Prokofiev's last piano concerto dates from 1932, a year after he finished the fourth piano concerto, whose solo part is for left hand only. According to the composer, he was then inspired to write another for two hands, whose intended simplicity was reflected in the desire to call it, not a concerto, but rather 'Music for Piano and Orchestra.' However, as the piece grew in complexity, Prokofiev decided to include it among his numbered concerti instead. It is in five short movements. The longest, a Larghetto, is around seven minutes in length. The remaining four movements are all in a fast tempo and feature virtuoso keyboard writing; the third movement, only around two minutes long, functions as a variation on the first.

==Music==
The work is scored for solo piano, 2 flutes, 2 oboes, 2 clarinets, 2 bassoons, 2 horns, 2 trumpets, 2 trombones, tuba, timpani, bass drum, snare drum and strings.

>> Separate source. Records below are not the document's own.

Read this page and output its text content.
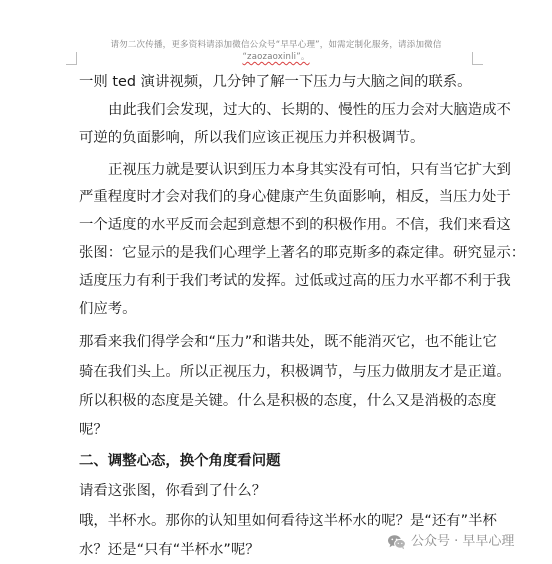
请勿二次传播，更多资料请添加微信公众号“早早心理”，如需定制化服务，请添加微信
“zaozaoxinli”。
一则 ted 演讲视频，几分钟了解一下压力与大脑之间的联系。
由此我们会发现，过大的、长期的、慢性的压力会对大脑造成不
可逆的负面影响，所以我们应该正视压力并积极调节。
正视压力就是要认识到压力本身其实没有可怕，只有当它扩大到
严重程度时才会对我们的身心健康产生负面影响，相反，当压力处于
一个适度的水平反而会起到意想不到的积极作用。不信，我们来看这
张图：它显示的是我们心理学上著名的耶克斯多的森定律。研究显示：
适度压力有利于我们考试的发挥。过低或过高的压力水平都不利于我
们应考。
那看来我们得学会和“压力”和谐共处，既不能消灭它，也不能让它
骑在我们头上。所以正视压力，积极调节，与压力做朋友才是正道。
所以积极的态度是关键。什么是积极的态度，什么又是消极的态度
呢？
二、调整心态，换个角度看问题
请看这张图，你看到了什么？
哦，半杯水。那你的认知里如何看待这半杯水的呢？是“还有”半杯
水？还是“只有“半杯水”呢？
公众号 · 早早心理
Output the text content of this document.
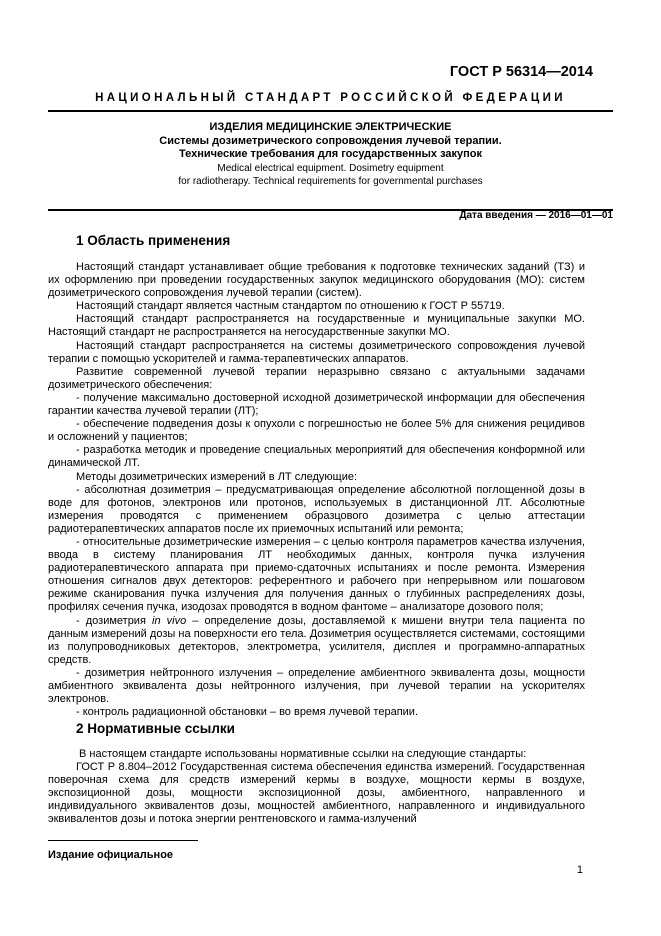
ГОСТ Р 56314—2014
НАЦИОНАЛЬНЫЙ СТАНДАРТ РОССИЙСКОЙ ФЕДЕРАЦИИ

ИЗДЕЛИЯ МЕДИЦИНСКИЕ ЭЛЕКТРИЧЕСКИЕ

Системы дозиметрического сопровождения лучевой терапии.

Технические требования для государственных закупок

Medical electrical equipment. Dosimetry equipment

for radiotherapy. Technical requirements for governmental purchases

Дата введения — 2016—01—01
1 Область применения

Настоящий стандарт устанавливает общие требования к подготовке технических заданий (ТЗ) и их оформлению при проведении государственных закупок медицинского оборудования (МО): систем дозиметрического сопровождения лучевой терапии (систем).

Настоящий стандарт является частным стандартом по отношению к ГОСТ Р 55719.

Настоящий стандарт распространяется на государственные и муниципальные закупки МО. Настоящий стандарт не распространяется на негосударственные закупки МО.

Настоящий стандарт распространяется на системы дозиметрического сопровождения лучевой терапии с помощью ускорителей и гамма-терапевтических аппаратов.

Развитие современной лучевой терапии неразрывно связано с актуальными задачами дозиметрического обеспечения:

- получение максимально достоверной исходной дозиметрической информации для обеспечения гарантии качества лучевой терапии (ЛТ);

- обеспечение подведения дозы к опухоли с погрешностью не более 5% для снижения рецидивов и осложнений у пациентов;

- разработка методик и проведение специальных мероприятий для обеспечения конформной или динамической ЛТ.

Методы дозиметрических измерений в ЛТ следующие:

- абсолютная дозиметрия – предусматривающая определение абсолютной поглощенной дозы в воде для фотонов, электронов или протонов, используемых в дистанционной ЛТ. Абсолютные измерения проводятся с применением образцового дозиметра с целью аттестации радиотерапевтических аппаратов после их приемочных испытаний или ремонта;

- относительные дозиметрические измерения – с целью контроля параметров качества излучения, ввода в систему планирования ЛТ необходимых данных, контроля пучка излучения радиотерапевтического аппарата при приемо-сдаточных испытаниях и после ремонта. Измерения отношения сигналов двух детекторов: референтного и рабочего при непрерывном или пошаговом режиме сканирования пучка излучения для получения данных о глубинных распределениях дозы, профилях сечения пучка, изодозах проводятся в водном фантоме – анализаторе дозового поля;

- дозиметрия in vivo – определение дозы, доставляемой к мишени внутри тела пациента по данным измерений дозы на поверхности его тела. Дозиметрия осуществляется системами, состоящими из полупроводниковых детекторов, электрометра, усилителя, дисплея и программно-аппаратных средств.

- дозиметрия нейтронного излучения – определение амбиентного эквивалента дозы, мощности амбиентного эквивалента дозы нейтронного излучения, при лучевой терапии на ускорителях электронов.

- контроль радиационной обстановки – во время лучевой терапии.

2 Нормативные ссылки

В настоящем стандарте использованы нормативные ссылки на следующие стандарты:

ГОСТ Р 8.804–2012 Государственная система обеспечения единства измерений. Государственная поверочная схема для средств измерений кермы в воздухе, мощности кермы в воздухе, экспозиционной дозы, мощности экспозиционной дозы, амбиентного, направленного и индивидуального эквивалентов дозы, мощностей амбиентного, направленного и индивидуального эквивалентов дозы и потока энергии рентгеновского и гамма-излучений

Издание официальное
1
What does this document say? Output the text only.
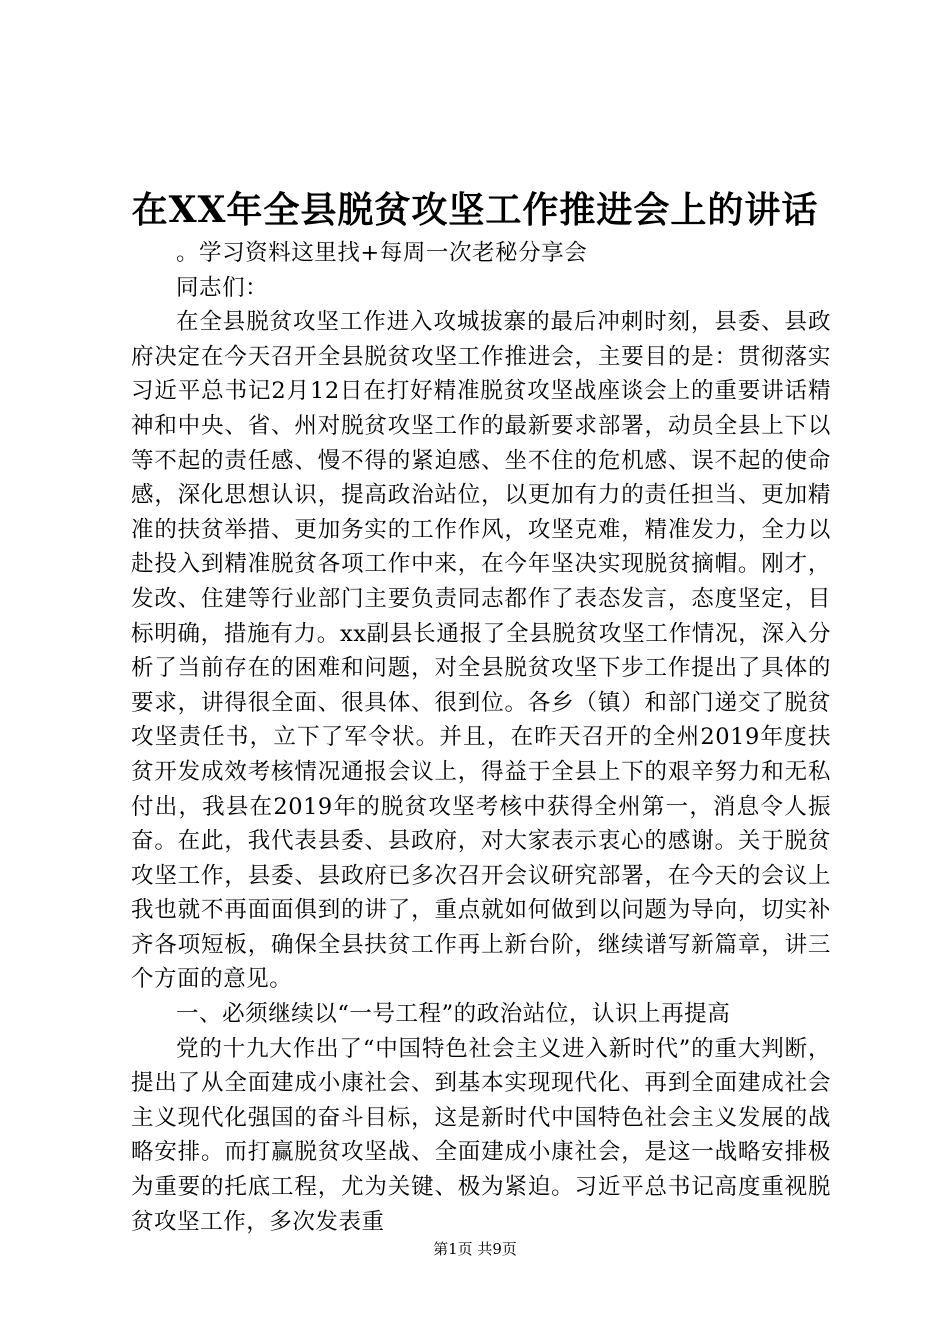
在XX年全县脱贫攻坚工作推进会上的讲话

。学习资料这里找+每周一次老秘分享会

同志们：

在全县脱贫攻坚工作进入攻城拔寨的最后冲刺时刻，县委、县政府决定在今天召开全县脱贫攻坚工作推进会，主要目的是：贯彻落实习近平总书记2月12日在打好精准脱贫攻坚战座谈会上的重要讲话精神和中央、省、州对脱贫攻坚工作的最新要求部署，动员全县上下以等不起的责任感、慢不得的紧迫感、坐不住的危机感、误不起的使命感，深化思想认识，提高政治站位，以更加有力的责任担当、更加精准的扶贫举措、更加务实的工作作风，攻坚克难，精准发力，全力以赴投入到精准脱贫各项工作中来，在今年坚决实现脱贫摘帽。刚才，发改、住建等行业部门主要负责同志都作了表态发言，态度坚定，目标明确，措施有力。xx副县长通报了全县脱贫攻坚工作情况，深入分析了当前存在的困难和问题，对全县脱贫攻坚下步工作提出了具体的要求，讲得很全面、很具体、很到位。各乡（镇）和部门递交了脱贫攻坚责任书，立下了军令状。并且，在昨天召开的全州2019年度扶贫开发成效考核情况通报会议上，得益于全县上下的艰辛努力和无私付出，我县在2019年的脱贫攻坚考核中获得全州第一，消息令人振奋。在此，我代表县委、县政府，对大家表示衷心的感谢。关于脱贫攻坚工作，县委、县政府已多次召开会议研究部署，在今天的会议上我也就不再面面俱到的讲了，重点就如何做到以问题为导向，切实补齐各项短板，确保全县扶贫工作再上新台阶，继续谱写新篇章，讲三个方面的意见。

一、必须继续以“一号工程”的政治站位，认识上再提高

党的十九大作出了“中国特色社会主义进入新时代”的重大判断，提出了从全面建成小康社会、到基本实现现代化、再到全面建成社会主义现代化强国的奋斗目标，这是新时代中国特色社会主义发展的战略安排。而打赢脱贫攻坚战、全面建成小康社会，是这一战略安排极为重要的托底工程，尤为关键、极为紧迫。习近平总书记高度重视脱贫攻坚工作，多次发表重

第1页 共9页
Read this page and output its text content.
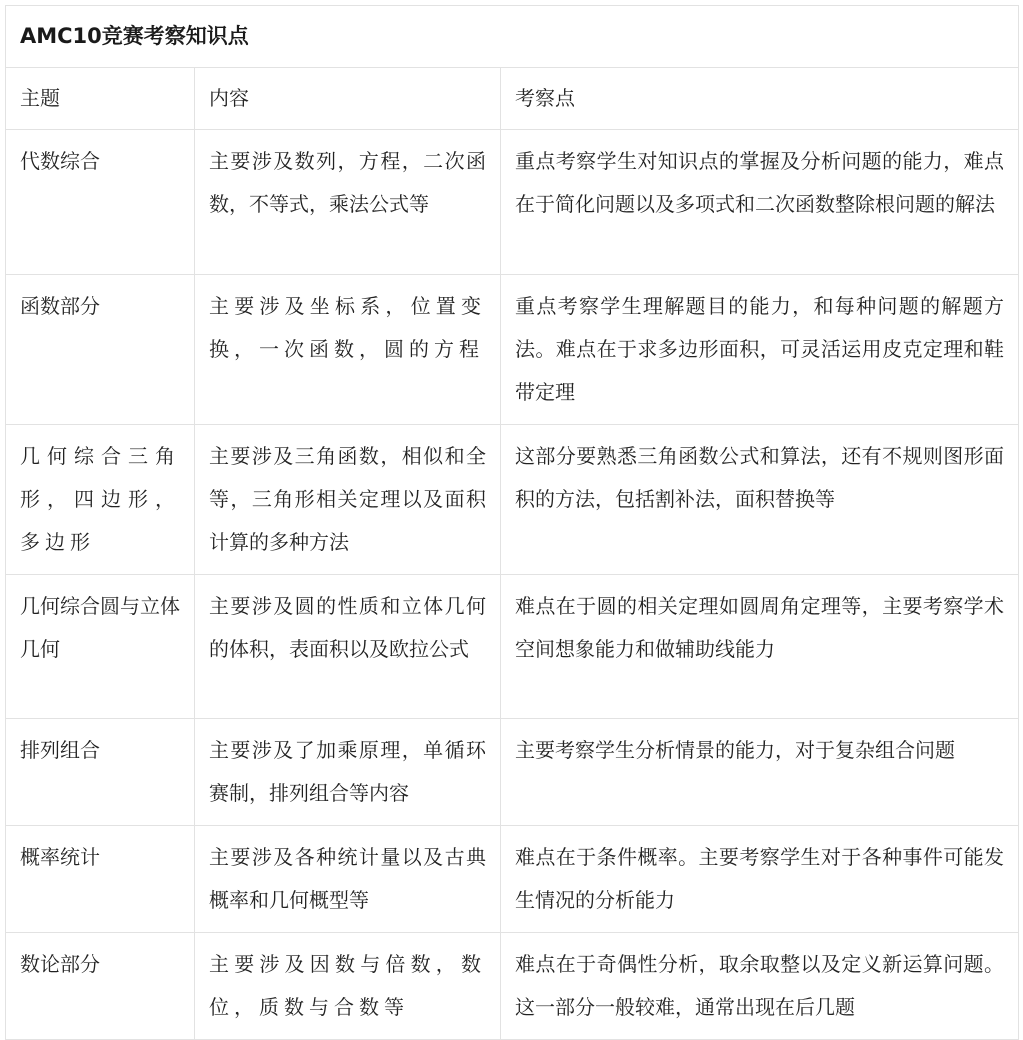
AMC10竞赛考察知识点		
主题	内容	考察点
代数综合	主要涉及数列，方程，二次函数，不等式，乘法公式等	重点考察学生对知识点的掌握及分析问题的能力，难点在于简化问题以及多项式和二次函数整除根问题的解法
函数部分	主要涉及坐标系，位置变换，一次函数，圆的方程	重点考察学生理解题目的能力，和每种问题的解题方法。难点在于求多边形面积，可灵活运用皮克定理和鞋带定理
几何综合三角形，四边形，多边形	主要涉及三角函数，相似和全等，三角形相关定理以及面积计算的多种方法	这部分要熟悉三角函数公式和算法，还有不规则图形面积的方法，包括割补法，面积替换等
几何综合圆与立体几何	主要涉及圆的性质和立体几何的体积，表面积以及欧拉公式	难点在于圆的相关定理如圆周角定理等，主要考察学术空间想象能力和做辅助线能力
排列组合	主要涉及了加乘原理，单循环赛制，排列组合等内容	主要考察学生分析情景的能力，对于复杂组合问题
概率统计	主要涉及各种统计量以及古典概率和几何概型等	难点在于条件概率。主要考察学生对于各种事件可能发生情况的分析能力
数论部分	主要涉及因数与倍数，数位，质数与合数等	难点在于奇偶性分析，取余取整以及定义新运算问题。这一部分一般较难，通常出现在后几题
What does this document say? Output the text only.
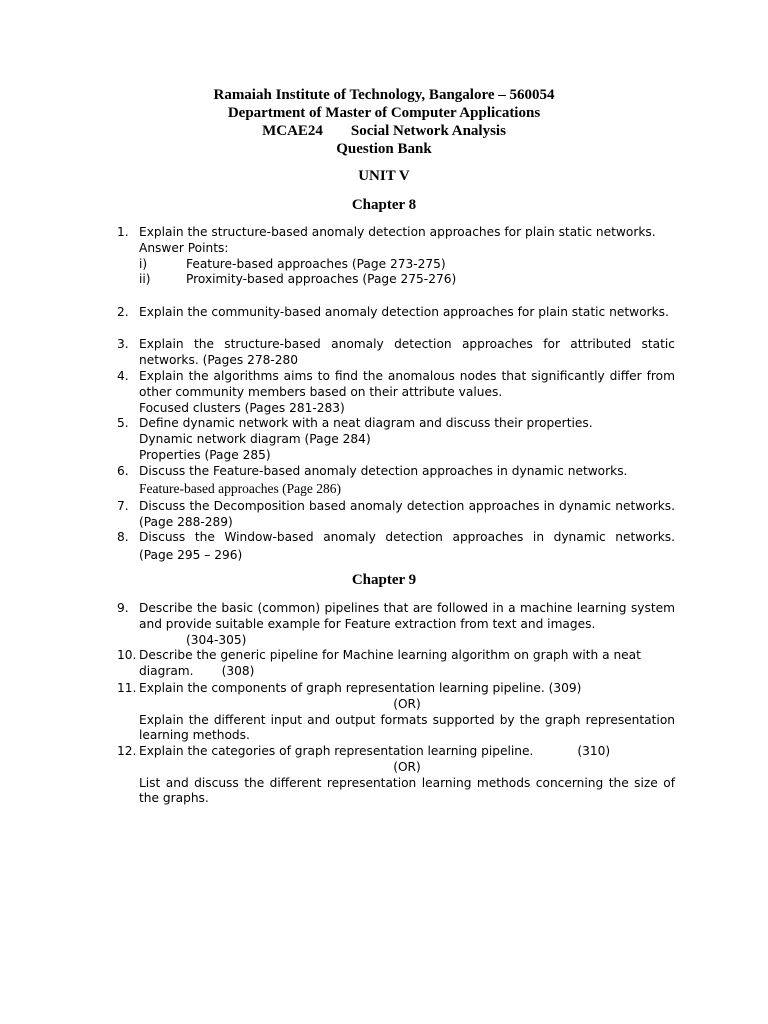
Ramaiah Institute of Technology, Bangalore – 560054
Department of Master of Computer Applications
MCAE24 Social Network Analysis
Question Bank
UNIT V
Chapter 8
1. Explain the structure-based anomaly detection approaches for plain static networks.
Answer Points:
i)	Feature-based approaches (Page 273-275)
ii)	Proximity-based approaches (Page 275-276)
2. Explain the community-based anomaly detection approaches for plain static networks.
3. Explain the structure-based anomaly detection approaches for attributed static networks. (Pages 278-280
4. Explain the algorithms aims to find the anomalous nodes that significantly differ from other community members based on their attribute values.
Focused clusters (Pages 281-283)
5. Define dynamic network with a neat diagram and discuss their properties.
Dynamic network diagram (Page 284)
Properties (Page 285)
6. Discuss the Feature-based anomaly detection approaches in dynamic networks.
Feature-based approaches (Page 286)
7. Discuss the Decomposition based anomaly detection approaches in dynamic networks. (Page 288-289)
8. Discuss the Window-based anomaly detection approaches in dynamic networks.
(Page 295 – 296)
Chapter 9
9. Describe the basic (common) pipelines that are followed in a machine learning system and provide suitable example for Feature extraction from text and images.
(304-305)
10. Describe the generic pipeline for Machine learning algorithm on graph with a neat diagram. (308)
11. Explain the components of graph representation learning pipeline. (309)
(OR)
Explain the different input and output formats supported by the graph representation learning methods.
12. Explain the categories of graph representation learning pipeline.	(310)
(OR)
List and discuss the different representation learning methods concerning the size of the graphs.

The concerto lasts 20–25 minutes, with five movements:

The concerto exudes a particularly boisterous, even blustering atmosphere. The movements one to three feature similar themes, the first and third begin similarly, all three captivate largely by their rhythm. The second begins with lightning glissandi, introducing a dancing theme, later contrasted by more spreading motions. It ends in curiosity.

The fourth movement comes as a bit of a surprise after what seems to be a fairly closed work. It is the longest and accordingly the slowest of all and has a climax of heroic grandeur. The Vivo opens poignantly, then goes over into a quieter mood, making use of the unconventional Locrian mode. The concerto ends at a blazing volume.

==Recordings==
Sviatoslav Richter's recording of this concerto with Witold Rowicki on Deutsche Grammophon is widely admired.